Bug #73721 Request to remove non-ASCII characters from errmsg-utf8.txt for English errors
Submitted: 26 Aug 2014 3:22 Modified: 27 Aug 2014 23:54
Reporter: Roel Van de Paar Email Updates:
Status: Open Impact on me:
None 
Category:MySQL Server: Errors Severity:S4 (Feature request)
Version:5.6 OS:Any
Assigned to: CPU Architecture:Any

[26 Aug 2014 3:22] Roel Van de Paar
Description:
In the past there have been a number of bugs discovered where an error message returned by the server was corrupted:
* http://bugs.mysql.com/bug.php?id=42685 
* http://bugs.mysql.com/bug.php?id=47412

RQG already automatically checks for this and will terminate a trial when corruption is detected (characters outside printable ASCII range). This is great, however there are a some messages in the MySQL error messages file which could trigger this detection incorrectly. It is likely the result of worldwide programmars adding error message (even if English) outside the standard ASCII range. 
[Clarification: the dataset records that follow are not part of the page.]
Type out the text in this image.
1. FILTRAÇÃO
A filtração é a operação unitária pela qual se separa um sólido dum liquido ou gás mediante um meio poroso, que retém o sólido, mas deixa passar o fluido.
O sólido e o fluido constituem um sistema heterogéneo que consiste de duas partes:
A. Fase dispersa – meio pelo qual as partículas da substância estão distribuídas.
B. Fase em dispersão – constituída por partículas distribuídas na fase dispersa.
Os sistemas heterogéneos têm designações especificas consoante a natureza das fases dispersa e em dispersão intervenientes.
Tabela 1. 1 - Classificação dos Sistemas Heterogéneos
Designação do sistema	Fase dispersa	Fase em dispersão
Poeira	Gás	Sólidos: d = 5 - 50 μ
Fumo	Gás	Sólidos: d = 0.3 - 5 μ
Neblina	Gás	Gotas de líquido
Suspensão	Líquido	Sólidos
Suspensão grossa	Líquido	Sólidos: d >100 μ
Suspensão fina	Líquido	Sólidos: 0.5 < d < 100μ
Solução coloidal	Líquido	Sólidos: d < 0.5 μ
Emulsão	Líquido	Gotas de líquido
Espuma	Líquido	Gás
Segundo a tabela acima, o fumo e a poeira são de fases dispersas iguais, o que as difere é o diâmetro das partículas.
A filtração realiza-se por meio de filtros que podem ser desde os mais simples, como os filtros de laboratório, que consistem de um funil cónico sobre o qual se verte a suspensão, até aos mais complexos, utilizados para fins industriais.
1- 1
The main benefit of fixing this woud be that this would no loger terminate RQG runs incorrectly, and furthermore that any tools which relay these messages to a GUI would more correctly display these error messages.
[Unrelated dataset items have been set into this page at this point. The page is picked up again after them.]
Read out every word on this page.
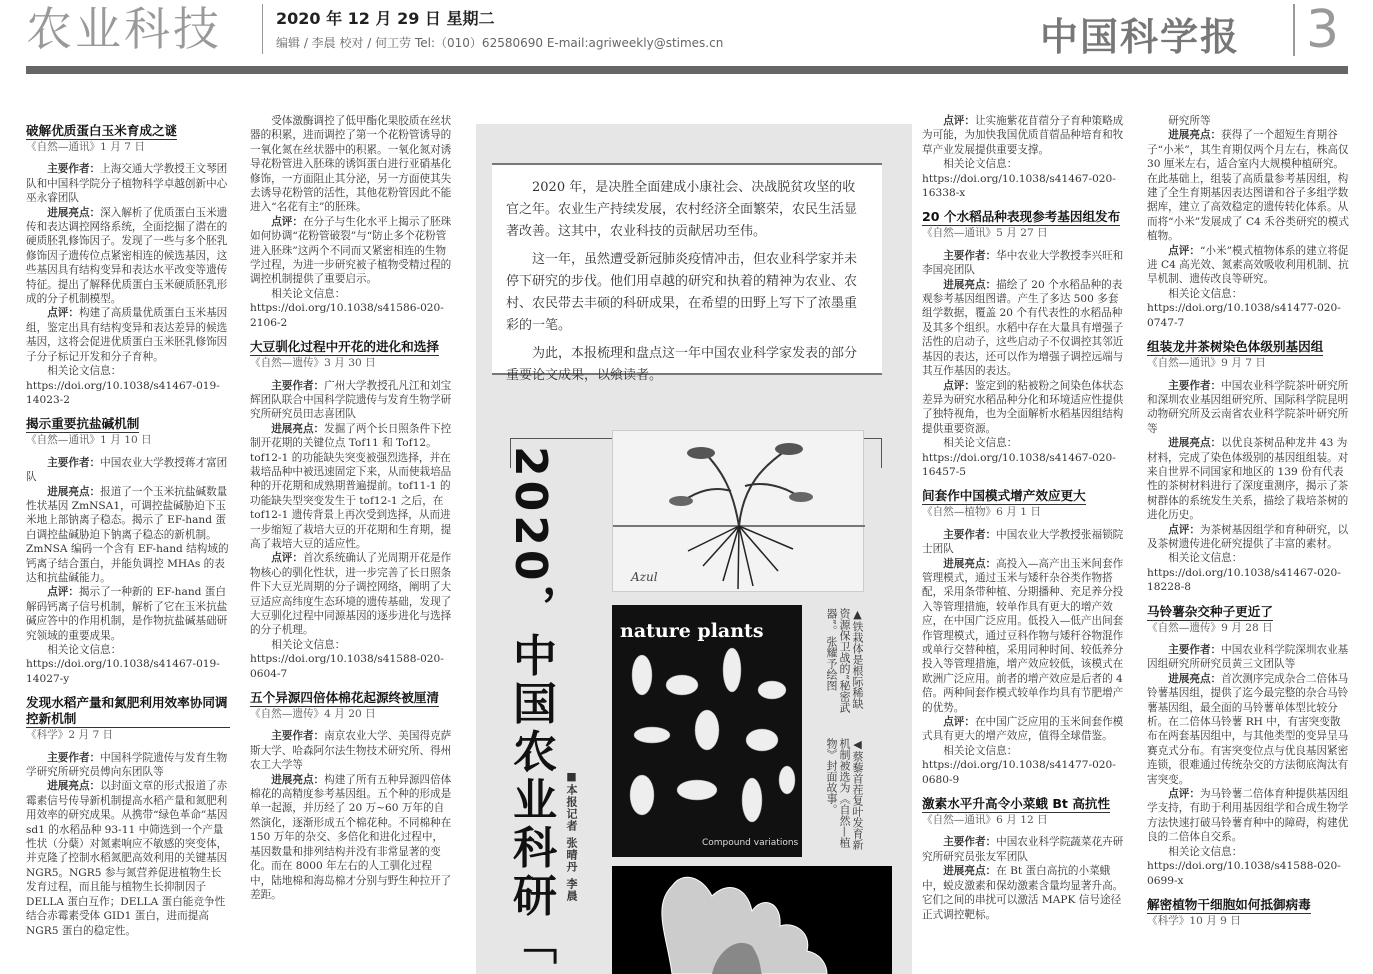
农业科技	2020 年 12 月 29 日 星期二
编辑 / 李晨 校对 / 何工劳 Tel:（010）62580690 E-mail:agriweekly@stimes.cn	中国科学报 3
破解优质蛋白玉米育成之谜
《自然—通讯》1 月 7 日

主要作者：上海交通大学教授王文琴团队和中国科学院分子植物科学卓越创新中心巫永睿团队

进展亮点：深入解析了优质蛋白玉米遗传和表达调控网络系统，全面挖掘了潜在的硬质胚乳修饰因子。发现了一些与多个胚乳修饰因子遗传位点紧密相连的候选基因，这些基因具有结构变异和表达水平改变等遗传特征。提出了解释优质蛋白玉米硬质胚乳形成的分子机制模型。

点评：构建了高质量优质蛋白玉米基因组，鉴定出具有结构变异和表达差异的候选基因，这将会促进优质蛋白玉米胚乳修饰因子分子标记开发和分子育种。

相关论文信息：https://doi.org/10.1038/s41467-019-14023-2

揭示重要抗盐碱机制
《自然—通讯》1 月 10 日

主要作者：中国农业大学教授蒋才富团队

进展亮点：报道了一个玉米抗盐碱数量性状基因 ZmNSA1，可调控盐碱胁迫下玉米地上部钠离子稳态。揭示了 EF-hand 蛋白调控盐碱胁迫下钠离子稳态的新机制。ZmNSA 编码一个含有 EF-hand 结构域的钙离子结合蛋白，并能负调控 MHAs 的表达和抗盐碱能力。

点评：揭示了一种新的 EF-hand 蛋白解码钙离子信号机制，解析了它在玉米抗盐碱应答中的作用机制，是作物抗盐碱基础研究领域的重要成果。

相关论文信息：https://doi.org/10.1038/s41467-019-14027-y

发现水稻产量和氮肥利用效率协同调控新机制
《科学》2 月 7 日

主要作者：中国科学院遗传与发育生物学研究所研究员傅向东团队等

进展亮点：以封面文章的形式报道了赤霉素信号传导新机制提高水稻产量和氮肥利用效率的研究成果。从携带“绿色革命”基因 sd1 的水稻品种 93-11 中筛选到一个产量性状（分蘖）对氮素响应不敏感的突变体，并克隆了控制水稻氮肥高效利用的关键基因 NGR5。NGR5 参与氮营养促进植物生长发育过程，而且能与植物生长抑制因子 DELLA 蛋白互作；DELLA 蛋白能竞争性结合赤霉素受体 GID1 蛋白，进而提高 NGR5 蛋白的稳定性。

受体激酶调控了低甲酯化果胶质在丝状器的积累，进而调控了第一个花粉管诱导的一氧化氮在丝状器中的积累。一氧化氮对诱导花粉管进入胚珠的诱饵蛋白进行亚硝基化修饰，一方面阻止其分泌，另一方面使其失去诱导花粉管的活性，其他花粉管因此不能进入“名花有主”的胚珠。

点评：在分子与生化水平上揭示了胚珠如何协调“花粉管破裂”与“防止多个花粉管进入胚珠”这两个不同而又紧密相连的生物学过程，为进一步研究被子植物受精过程的调控机制提供了重要启示。

相关论文信息：https://doi.org/10.1038/s41586-020-2106-2

大豆驯化过程中开花的进化和选择
《自然—遗传》3 月 30 日

主要作者：广州大学教授孔凡江和刘宝辉团队联合中国科学院遗传与发育生物学研究所研究员田志喜团队

进展亮点：发掘了两个长日照条件下控制开花期的关键位点 Tof11 和 Tof12。tof12-1 的功能缺失突变被强烈选择，并在栽培品种中被迅速固定下来，从而使栽培品种的开花期和成熟期普遍提前。tof11-1 的功能缺失型突变发生于 tof12-1 之后，在 tof12-1 遗传背景上再次受到选择，从而进一步缩短了栽培大豆的开花期和生育期，提高了栽培大豆的适应性。

点评：首次系统确认了光周期开花是作物核心的驯化性状，进一步完善了长日照条件下大豆光周期的分子调控网络，阐明了大豆适应高纬度生态环境的遗传基础，发现了大豆驯化过程中同源基因的逐步进化与选择的分子机理。

相关论文信息：https://doi.org/10.1038/s41588-020-0604-7

五个异源四倍体棉花起源终被厘清
《自然—遗传》4 月 20 日

主要作者：南京农业大学、美国得克萨斯大学、哈森阿尔法生物技术研究所、得州农工大学等

进展亮点：构建了所有五种异源四倍体棉花的高精度参考基因组。五个种的形成是单一起源，并历经了 20 万~60 万年的自然演化，逐渐形成五个棉花种。不同棉种在 150 万年的杂交、多倍化和进化过程中，基因数量和排列结构并没有非常显著的变化。而在 8000 年左右的人工驯化过程中，陆地棉和海岛棉才分别与野生种拉开了差距。

点评：让实施紫花苜蓿分子育种策略成为可能，为加快我国优质苜蓿品种培育和牧草产业发展提供重要支撑。

相关论文信息：https://doi.org/10.1038/s41467-020-16338-x

20 个水稻品种表现参考基因组发布
《自然—通讯》5 月 27 日

主要作者：华中农业大学教授李兴旺和李国亮团队

进展亮点：描绘了 20 个水稻品种的表观参考基因组图谱。产生了多达 500 多套组学数据，覆盖 20 个有代表性的水稻品种及其多个组织。水稻中存在大量具有增强子活性的启动子，这些启动子不仅调控其邻近基因的表达，还可以作为增强子调控远端与其互作基因的表达。

点评：鉴定到的粘被粉之间染色体状态差异为研究水稻品种分化和环境适应性提供了独特视角，也为全面解析水稻基因组结构提供重要资源。

相关论文信息：https://doi.org/10.1038/s41467-020-16457-5

间套作中国模式增产效应更大
《自然—植物》6 月 1 日

主要作者：中国农业大学教授张福锁院士团队

进展亮点：高投入—高产出玉米间套作管理模式，通过玉米与矮秆杂谷类作物搭配，采用条带种植、分期播种、充足养分投入等管理措施，较单作具有更大的增产效应，在中国广泛应用。低投入—低产出间套作管理模式，通过豆科作物与矮秆谷物混作或单行交替种植，采用同种时间、较低养分投入等管理措施，增产效应较低，该模式在欧洲广泛应用。前者的增产效应是后者的 4 倍。两种间套作模式较单作均具有节肥增产的优势。

点评：在中国广泛应用的玉米间套作模式具有更大的增产效应，值得全球借鉴。

相关论文信息：https://doi.org/10.1038/s41477-020-0680-9

激素水平升高令小菜蛾 Bt 高抗性
《自然—通讯》6 月 12 日

主要作者：中国农业科学院蔬菜花卉研究所研究员张友军团队

进展亮点：在 Bt 蛋白高抗的小菜蛾中，蜕皮激素和保幼激素含量均显著升高。它们之间的串扰可以激活 MAPK 信号途径正式调控靶标。

研究所等

进展亮点：获得了一个超短生育期谷子“小米”，其生育期仅两个月左右，株高仅 30 厘米左右，适合室内大规模种植研究。在此基础上，组装了高质量参考基因组，构建了全生育期基因表达图谱和谷子多组学数据库，建立了高效稳定的遗传转化体系。从而将“小米”发展成了 C4 禾谷类研究的模式植物。

点评：“小米”模式植物体系的建立将促进 C4 高光效、氮素高效吸收利用机制、抗旱机制、遗传改良等研究。

相关论文信息：https://doi.org/10.1038/s41477-020-0747-7

组装龙井茶树染色体级别基因组
《自然—通讯》9 月 7 日

主要作者：中国农业科学院茶叶研究所和深圳农业基因组研究所、国际科学院昆明动物研究所及云南省农业科学院茶叶研究所等

进展亮点：以优良茶树品种龙井 43 为材料，完成了染色体级别的基因组组装。对来自世界不同国家和地区的 139 份有代表性的茶树材料进行了深度重测序，揭示了茶树群体的系统发生关系，描绘了栽培茶树的进化历史。

点评：为茶树基因组学和育种研究，以及茶树遗传进化研究提供了丰富的素材。

相关论文信息：https://doi.org/10.1038/s41467-020-18228-8

马铃薯杂交种子更近了
《自然—遗传》9 月 28 日

主要作者：中国农业科学院深圳农业基因组研究所研究员黄三文团队等

进展亮点：首次测序完成杂合二倍体马铃薯基因组，提供了迄今最完整的杂合马铃薯基因组，最全面的马铃薯单体型比较分析。在二倍体马铃薯 RH 中，有害突变散布在两套基因组中，与其他类型的变异呈马赛克式分布。有害突变位点与优良基因紧密连锁，很难通过传统杂交的方法彻底淘汰有害突变。

点评：为马铃薯二倍体育种提供基因组学支持，有助于利用基因组学和合成生物学方法快速打破马铃薯育种中的障碍，构建优良的二倍体自交系。

相关论文信息：https://doi.org/10.1038/s41588-020-0699-x

解密植物干细胞如何抵御病毒
《科学》10 月 9 日

2020 年，是决胜全面建成小康社会、决战脱贫攻坚的收官之年。农业生产持续发展，农村经济全面繁荣，农民生活显著改善。这其中，农业科技的贡献居功至伟。

这一年，虽然遭受新冠肺炎疫情冲击，但农业科学家并未停下研究的步伐。他们用卓越的研究和执着的精神为农业、农村、农民带去丰硕的科研成果，在希望的田野上写下了浓墨重彩的一笔。

为此，本报梳理和盘点这一年中国农业科学家发表的部分重要论文成果，以飨读者。

2020，中国农业科研「 ■本报记者 张晴丹 李晨
Azul
nature plants
Compound variations
▲铁栽体是根际稀缺资源保卫战的“秘密武器”。张耀予绘图
◀蔡藜首茬复叶发育新机制被选为《自然—植物》封面故事。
Fixing this up also has a very very small optimization benefit - error messages (return to client and/or written to logs) will be smaller - 1 byte instead of 3 bytes. For often seen messages this makes a very small difference.

How to repeat:
Finding the characters can be done with a good editor (VIM has the "ga" shortcut which shows you the chacter value) or in a more manual fashion:

[roel@localhost share]$ cat errmsg-utf8.txt | grep "[ \t]*eng" | sed 's/[ \t]//g' | sed 's/\(.\)/\n\1/g' | sort -u | egrep -v "[-:';%\"\!\?=/_\#a-zA-Z0-9
\@]" > out.txt
[roel@localhost share]$ vi out.txt    <---- remove some leftover valid chars
[roel@localhost share]$ cat out.txt   <---- I have added character codes 
?= 47196
z = 382
a = 945
? = 916
e = 949
? = 951
? = 942
? = 953
? = 943
? = 954
? = 955
ยต = 956
? = 957
? = 959
? = 928
p = 960
? = 961
s = 963
t = 964
? = 967
? = 974

Suggested fix:
Then just find a good/easy way to replace them (in editor or small script).